(Image Source | Wikimedia Commons) Yesterday afternoon, the Federal Reserve did as the financial media and most investor’s expected. They raised the price of borrowing money by raising the discount rate from a range of 50 – 75 basis points to 75 – 100 basis points. Reading between the lines, it looks like the Fed may want to raise the Fed Fund rate 2 more times before the year is out. Since this action was widely expected, the bond market took it in stride and even rallied a bit. But what about the longer term picture? Has the grand bond bull move that started in the early 1980s over? Many argue that indeed it has. We, one the other hand, is less certain.
We do not see evidence that the secular bull market it over yet. We only see evidence that it “could” be over. The chart above shows a trend channel of TLT, the iShares ETF that aims to track the performance of 20+ year to maturity US Treasury Bonds. Notice that the price is well contained in the middle of this trend channel, suggesting the recent fall may simply a pullback in a long term uptrend. Interest rates on longer-term government bonds did not go negative here in the US like they did in Europe, but that does not mean mass hysteria will not strike US Dollar investors.

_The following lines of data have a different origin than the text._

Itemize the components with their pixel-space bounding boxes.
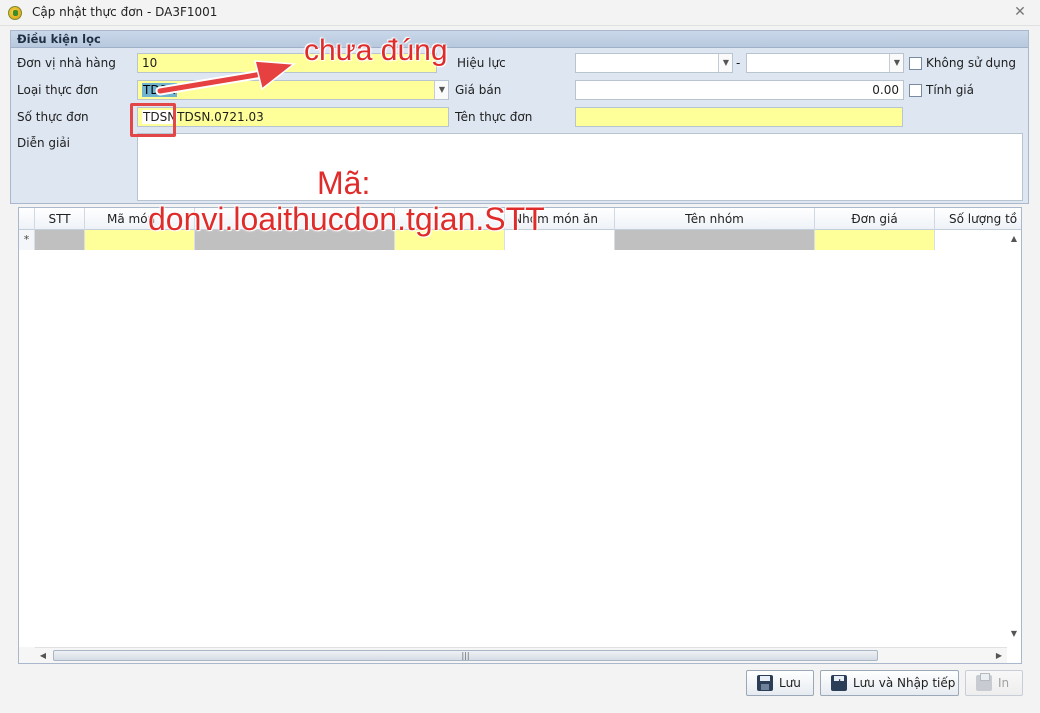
- horizontal-scroll-thumb[interactable]: |||: [53, 650, 878, 661]
- save-add-icon: [831, 671, 853, 695]
- menu-type-value: TDSN: [142, 83, 178, 97]
- menu-no-label: Số thực đơn: [17, 110, 89, 124]
- annotation-wrong: chưa đúng: [304, 34, 448, 67]
- price-label: Giá bán: [455, 83, 502, 97]
- not-used-checkbox[interactable]: [909, 57, 922, 70]
- column-header-stock-qty[interactable]: Số lượng tồ: [935, 208, 1021, 230]
- save-and-next-button[interactable]: Lưu và Nhập tiếp: [820, 670, 959, 696]
- dash-separator: -: [736, 56, 741, 70]
- not-used-label: Không sử dụng: [926, 56, 1016, 70]
- description-label: Diễn giải: [17, 136, 71, 150]
- save-button[interactable]: Lưu: [746, 670, 814, 696]
- calc-price-checkbox[interactable]: [909, 84, 922, 97]
- menu-type-label: Loại thực đơn: [17, 83, 99, 97]
- menu-no-value: TDSN.0721.03: [177, 110, 264, 124]
- app-icon: [8, 6, 22, 20]
- scroll-up-icon[interactable]: ▲: [1007, 232, 1021, 246]
- column-header-unit-price[interactable]: Đơn giá: [815, 208, 935, 230]
- vertical-scrollbar[interactable]: ▲ ▼: [1007, 230, 1021, 643]
- scroll-down-icon[interactable]: ▼: [1007, 627, 1021, 641]
- annotation-code-label: Mã:: [317, 165, 371, 201]
- chevron-down-icon[interactable]: ▼: [718, 54, 732, 72]
- save-disk-icon: [757, 675, 773, 691]
- annotation-highlight-box: [130, 103, 176, 137]
- print-button-label: In: [998, 676, 1010, 690]
- window-title: Cập nhật thực đơn - DA3F1001: [32, 5, 218, 19]
- title-bar: Cập nhật thực đơn - DA3F1001 ✕: [0, 0, 1040, 26]
- validity-to-select[interactable]: ▼: [746, 53, 904, 73]
- new-row-marker: *: [19, 230, 35, 250]
- cell-stt[interactable]: [35, 230, 85, 250]
- menu-no-field[interactable]: TDSNTDSN.0721.03: [137, 107, 449, 127]
- menu-name-field[interactable]: [575, 107, 903, 127]
- chevron-down-icon[interactable]: ▼: [434, 81, 448, 99]
- cell-unit-price[interactable]: [815, 230, 935, 250]
- unit-label: Đơn vị nhà hàng: [17, 56, 116, 70]
- cell-group-name[interactable]: [615, 230, 815, 250]
- printer-icon: [976, 673, 992, 691]
- validity-label: Hiệu lực: [457, 56, 506, 70]
- validity-from-select[interactable]: ▼: [575, 53, 733, 73]
- scroll-left-icon[interactable]: ◀: [35, 648, 51, 663]
- price-field[interactable]: 0.00: [575, 80, 904, 100]
- description-textarea[interactable]: [137, 133, 1023, 201]
- horizontal-scrollbar[interactable]: ◀ ||| ▶: [35, 647, 1007, 663]
- filter-panel-header: Điều kiện lọc: [11, 31, 1028, 48]
- menu-name-label: Tên thực đơn: [455, 110, 533, 124]
- save-and-next-label: Lưu và Nhập tiếp: [853, 676, 956, 690]
- column-header-group-name[interactable]: Tên nhóm: [615, 208, 815, 230]
- save-button-label: Lưu: [779, 676, 801, 690]
- scroll-right-icon[interactable]: ▶: [991, 648, 1007, 663]
- chevron-down-icon[interactable]: ▼: [889, 54, 903, 72]
- print-button[interactable]: In: [965, 670, 1023, 696]
- menu-items-grid: STT Mã món Nhóm món ăn Tên nhóm Đơn giá …: [18, 207, 1022, 664]
- annotation-code-format: donvi.loaithucdon.tgian.STT: [148, 201, 545, 237]
- close-button[interactable]: ✕: [1012, 4, 1028, 20]
- grid-corner: [19, 647, 35, 663]
- row-indicator-header: [19, 208, 35, 230]
- calc-price-label: Tính giá: [926, 83, 974, 97]
- menu-type-select[interactable]: TDSN ▼: [137, 80, 449, 100]
- cell-stock-qty[interactable]: [935, 230, 1011, 250]
- column-header-stt[interactable]: STT: [35, 208, 85, 230]
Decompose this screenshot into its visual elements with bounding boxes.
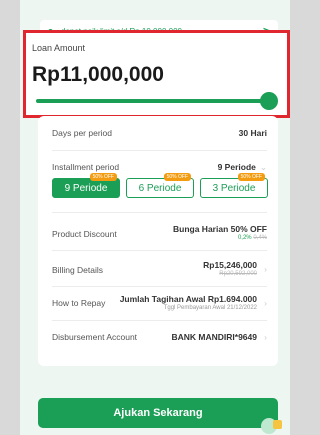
disbursement-account-value: BANK MANDIRI*9649 <box>171 332 258 342</box>
divider <box>52 250 267 251</box>
how-to-repay-label: How to Repay <box>52 298 106 308</box>
discount-badge: 50% OFF <box>89 173 117 181</box>
billing-details-old-value: Rp20,592,000 <box>219 271 257 277</box>
divider <box>52 150 267 151</box>
installment-period-value: 9 Periode ⌄ <box>217 162 267 172</box>
chevron-right-icon: › <box>264 298 267 308</box>
billing-details-label: Billing Details <box>52 265 104 275</box>
product-discount-value: Bunga Harian 50% OFF <box>173 224 267 234</box>
submit-button[interactable]: Ajukan Sekarang <box>38 398 278 428</box>
product-discount-rates: 0,2% 0,4% <box>237 235 267 241</box>
disbursement-account-label: Disbursement Account <box>52 332 138 342</box>
loan-amount-value: Rp11,000,000 <box>32 63 164 86</box>
days-per-period-label: Days per period <box>52 128 113 138</box>
divider <box>52 212 267 213</box>
period-option-label: 3 Periode <box>212 182 256 194</box>
product-discount-label: Product Discount <box>52 229 117 239</box>
installment-period-label: Installment period <box>52 162 120 172</box>
loan-details-card: Days per period 30 Hari Installment peri… <box>38 116 278 366</box>
period-option-label: 6 Periode <box>138 182 182 194</box>
loan-slider-thumb[interactable] <box>260 92 278 110</box>
loan-amount-label: Loan Amount <box>32 43 86 53</box>
days-per-period-value: 30 Hari <box>238 128 267 138</box>
billing-details-value: Rp15,246,000 <box>203 260 257 270</box>
divider <box>52 320 267 321</box>
loan-amount-section: Loan Amount Rp11,000,000 <box>23 30 290 118</box>
how-to-repay-value: Jumlah Tagihan Awal Rp1.694.000 <box>119 294 257 304</box>
period-option-9[interactable]: 50% OFF 9 Periode <box>52 173 120 198</box>
period-option-3[interactable]: 50% OFF 3 Periode <box>200 173 268 198</box>
discount-badge: 50% OFF <box>237 173 265 181</box>
period-option-6[interactable]: 50% OFF 6 Periode <box>126 173 194 198</box>
divider <box>52 286 267 287</box>
decoration-icon <box>261 418 282 434</box>
period-options: 50% OFF 9 Periode 50% OFF 6 Periode 50% … <box>52 173 268 198</box>
chevron-right-icon: › <box>264 332 267 342</box>
chevron-right-icon: › <box>264 264 267 274</box>
loan-slider-track[interactable] <box>36 99 268 103</box>
discount-badge: 50% OFF <box>163 173 191 181</box>
chevron-down-icon: ⌄ <box>259 162 267 172</box>
period-option-label: 9 Periode <box>64 182 108 194</box>
how-to-repay-sub: Tggl Pembayaran Awal 21/12/2022 <box>163 305 257 311</box>
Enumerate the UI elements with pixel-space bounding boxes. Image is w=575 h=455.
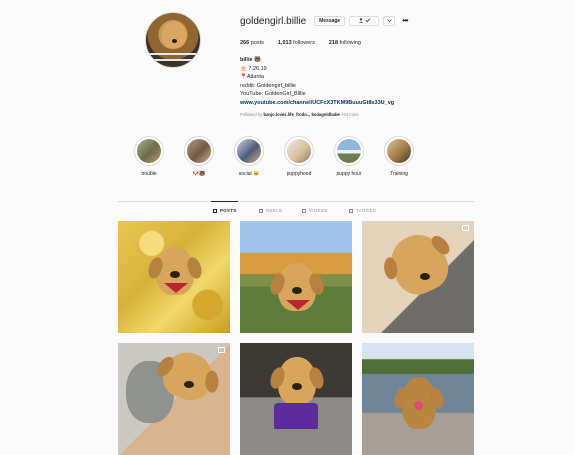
highlight-thumbnail [187,139,211,163]
tab-label: REELS [266,208,283,213]
followed-by-more: +54 more [341,111,359,117]
following-button[interactable] [349,16,380,26]
bio-birthday: 🎂 7.26.19 [240,65,267,72]
dog-photo [382,226,456,302]
dog-photo [278,357,316,405]
post-thumbnail[interactable] [362,221,474,333]
bio-reddit: reddit: Goldengirl_billie [240,82,296,89]
highlight-label: trouble [141,171,157,177]
followed-by-prefix: Followed by [240,111,263,117]
post-thumbnail[interactable] [118,221,230,333]
post-thumbnail[interactable] [118,343,230,455]
following-stat[interactable]: 218 following [329,40,361,48]
highlight-puppyhood[interactable]: puppyhood [282,136,316,177]
tab-label: TAGGED [356,208,377,213]
profile-bio: billie 🐻 🎂 7.26.19 📍Atlanta reddit: Gold… [240,56,540,108]
message-button[interactable]: Message [314,16,346,26]
avatar-dog-face [162,22,186,48]
chevron-down-icon [386,18,392,24]
suggested-accounts-button[interactable] [383,16,396,26]
bio-location: 📍Atlanta [240,74,264,81]
highlight-thumbnail [337,139,361,163]
following-label: following [339,40,361,46]
posts-label: posts [250,40,264,46]
tab-posts[interactable]: POSTS [213,208,237,213]
highlight-ring [134,136,164,166]
profile-tabs: POSTS REELS VIDEOS TAGGED [213,208,393,216]
profile-website-link[interactable]: www.youtube.com/channel/UCFcX3TKM9BuuuGt… [240,99,540,108]
highlight-label: puppy hour [336,171,362,177]
dog-nose [292,383,302,390]
highlight-ring [334,136,364,166]
highlight-social[interactable]: social 🐱 [232,136,266,177]
dog-tongue [414,401,423,410]
dog-nose [184,381,194,388]
dog-nose [420,273,430,280]
posts-count: 266 [240,40,250,46]
video-icon [302,208,306,213]
highlight-dog-bear[interactable]: 🐶🐻 [182,136,216,177]
followed-by[interactable]: Followed by banjo.loves.life_frodo.., ko… [240,112,540,117]
reels-icon [259,208,263,213]
profile-actions-row: goldengirl.billie Message ••• [240,14,540,28]
highlight-puppy-hour[interactable]: puppy hour [332,136,366,177]
highlight-training[interactable]: Training [382,136,416,177]
dog-nose [292,287,302,294]
story-highlights: trouble 🐶🐻 social 🐱 puppyhood puppy hour… [132,136,432,184]
profile-stats: 266 posts 1,013 followers 218 following [240,40,540,48]
purple-shirt [274,403,318,429]
followers-count: 1,013 [277,40,292,46]
tabs-divider [118,201,474,202]
highlight-label: 🐶🐻 [192,171,206,177]
highlight-thumbnail [237,139,261,163]
followed-by-names: banjo.loves.life_frodo.., kodagoldbabe [263,111,340,117]
highlight-label: social 🐱 [238,171,260,177]
profile-username: goldengirl.billie [240,15,307,27]
post-thumbnail[interactable] [240,221,352,333]
profile-header: goldengirl.billie Message ••• 266 posts … [240,14,540,117]
highlight-thumbnail [387,139,411,163]
multi-photo-icon [218,347,225,353]
tab-label: VIDEOS [309,208,328,213]
multi-photo-icon [462,225,469,231]
following-count: 218 [328,40,339,46]
highlight-thumbnail [287,139,311,163]
highlight-thumbnail [137,139,161,163]
grid-icon [213,208,217,213]
posts-stat: 266 posts [240,40,264,48]
avatar-dog-nose [172,39,177,43]
highlight-trouble[interactable]: trouble [132,136,166,177]
post-thumbnail[interactable] [240,343,352,455]
tag-icon [349,208,353,213]
more-options-icon[interactable]: ••• [402,17,408,25]
followers-label: followers [293,40,315,46]
dog-nose [170,271,180,278]
highlight-ring [234,136,264,166]
highlight-label: Training [390,171,408,177]
bio-youtube: YouTube: GoldenGirl_Billie [240,91,306,98]
profile-name: billie 🐻 [240,57,261,63]
highlight-ring [184,136,214,166]
followers-stat[interactable]: 1,013 followers [278,40,315,48]
person-check-icon [357,17,371,25]
tab-label: POSTS [220,208,237,213]
profile-avatar[interactable] [145,12,201,68]
tab-tagged[interactable]: TAGGED [349,208,376,213]
highlight-ring [284,136,314,166]
highlight-ring [384,136,414,166]
post-grid [118,221,474,455]
avatar-fence [146,53,200,61]
active-tab-indicator [211,201,238,202]
post-thumbnail[interactable] [362,343,474,455]
tab-videos[interactable]: VIDEOS [302,208,328,213]
highlight-label: puppyhood [286,171,312,177]
tab-reels[interactable]: REELS [259,208,282,213]
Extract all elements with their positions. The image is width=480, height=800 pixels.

That does not mean there is no evidence that a top in bond prices, a low in yields is in place. The chart above shows that the short-term uptrend has been broken, at least for the time being. Is this a false breakdown or the real deal. We need a little more time before we determine that. Technical support sits at the $110 level which is about 6% below the current price. At the same time, it looks like price is trying to form a double bottom, but that is only a possibility at this point. We would want to see a strong bounce before entertaining the idea that we have a false breakdown and a tradable bottom at hand.
The chart above compares the price of 10-Year US Treasury Futures prices to open interest on the T-Note Futures contract by investor type. As the reader can see, speculators and individual investors are short bond Futures while commercials (i.e banks) are holding historically large long positions. Speculators tend to follow trends and seem to take extreme positions just when the larger trend is about to change. This tells us that we should see a tradable bottom soon. Large short positions are not isolated to the 10-year T-Bond Futures. The same phenomenon exists across the maturity curve. Given the size of the short positions, we might see a relatively large move that catches the shorts by surprise.
When we see a set-up like this, we often foresee a number of potential catalysts that could cause a change in trend. So we ask ourselves, what might cause a flight to safety? A bear market in stocks? Possible, but we only see a correction in a larger trend at this time? A fall in the price inflation indexes. This is a possibility, particularly now that oil prices seem to be moving lower. Maybe all it will take is for investors to believe that the Fed is serious about keeping inflation below 2% to begin a short covering rally.